According to Mr Dickson, after his brother left the U.S., his friend was sentenced to two years in prison.

“Before [the sentence], I was the one that paid the bail. But when he got sentenced, he left. Now, who paid the bail? Me. And I need to produce him. They came to my house after I got back and said you’re the one that put the bail. That’s why they put all his eggs on my head. And that’s the truth. I’ve been to U.S. more than four times.
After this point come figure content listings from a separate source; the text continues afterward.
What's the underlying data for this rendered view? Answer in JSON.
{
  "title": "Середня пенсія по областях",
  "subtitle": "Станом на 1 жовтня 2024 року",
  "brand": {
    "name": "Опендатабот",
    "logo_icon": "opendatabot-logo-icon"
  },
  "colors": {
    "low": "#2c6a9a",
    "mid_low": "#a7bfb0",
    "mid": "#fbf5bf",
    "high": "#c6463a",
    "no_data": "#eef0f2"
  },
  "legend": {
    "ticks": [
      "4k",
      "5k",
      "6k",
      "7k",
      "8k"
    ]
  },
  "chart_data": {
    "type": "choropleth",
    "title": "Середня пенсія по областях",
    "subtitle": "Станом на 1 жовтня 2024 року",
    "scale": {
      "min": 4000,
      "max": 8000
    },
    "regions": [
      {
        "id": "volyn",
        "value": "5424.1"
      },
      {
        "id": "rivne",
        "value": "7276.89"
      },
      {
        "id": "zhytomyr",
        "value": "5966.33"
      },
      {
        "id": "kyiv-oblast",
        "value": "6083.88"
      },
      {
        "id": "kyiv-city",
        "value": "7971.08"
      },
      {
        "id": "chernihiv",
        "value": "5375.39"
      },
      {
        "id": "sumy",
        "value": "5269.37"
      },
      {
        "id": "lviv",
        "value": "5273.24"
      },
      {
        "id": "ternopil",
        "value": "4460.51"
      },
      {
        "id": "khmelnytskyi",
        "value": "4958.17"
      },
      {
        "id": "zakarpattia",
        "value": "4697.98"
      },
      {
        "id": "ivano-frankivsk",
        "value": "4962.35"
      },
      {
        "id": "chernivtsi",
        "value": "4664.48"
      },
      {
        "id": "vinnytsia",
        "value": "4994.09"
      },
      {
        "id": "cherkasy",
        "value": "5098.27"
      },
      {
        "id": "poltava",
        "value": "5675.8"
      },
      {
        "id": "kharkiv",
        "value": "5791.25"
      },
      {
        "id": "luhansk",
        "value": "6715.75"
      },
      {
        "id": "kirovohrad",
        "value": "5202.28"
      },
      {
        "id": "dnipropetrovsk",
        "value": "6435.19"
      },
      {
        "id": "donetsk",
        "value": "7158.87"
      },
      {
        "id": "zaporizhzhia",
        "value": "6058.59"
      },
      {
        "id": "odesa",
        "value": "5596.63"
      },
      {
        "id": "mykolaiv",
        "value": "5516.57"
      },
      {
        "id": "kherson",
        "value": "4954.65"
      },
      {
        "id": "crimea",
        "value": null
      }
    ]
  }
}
I’ve been everywhere.”

In 2012, Mr Dickson’s lawyers reportedly filed a motion seeking to adjust his sentence of 24 months incarceration in the U.S. by claiming that he had already served 17 months on the same sentence in a Lagos prison.

In his motion, Mr Dickson claimed that a series of events after his sentencing, preceded by violent clashes between Muslims and Christians in Lagos, forced him to disobey the August 3 surrender date.

“During these clashes, two of Defendant’s sisters were killed and the family home was burned to the ground,” the judge quoted Mr Dickson as claiming, in his judgment dated May 12, 2012.

“Following his sentencing Defendant returned to Lagos to bury his sisters, assess the damage to his father’s house and to take his mother for treatment.

“When Defendant arrived in Lagos, he was arrested at the airport and was told that since he was convicted in the United States he would also serve time in Nigeria. He was retained in custody until December 10, 1993, a total of 17 months.”

But a PREMIUM TIMES’ investigations showed that the Nigerian Prisons Services does not have any record of Mr Dickson serving a jail time between 1992 and 1993.

Mr Dickson told PREMIUM TIMES he neither had lawyers filing motions on his behalf in the U.S. nor served jail time in any Nigerian prison.

“I don’t have a lawyer. It’s all politics,” he said.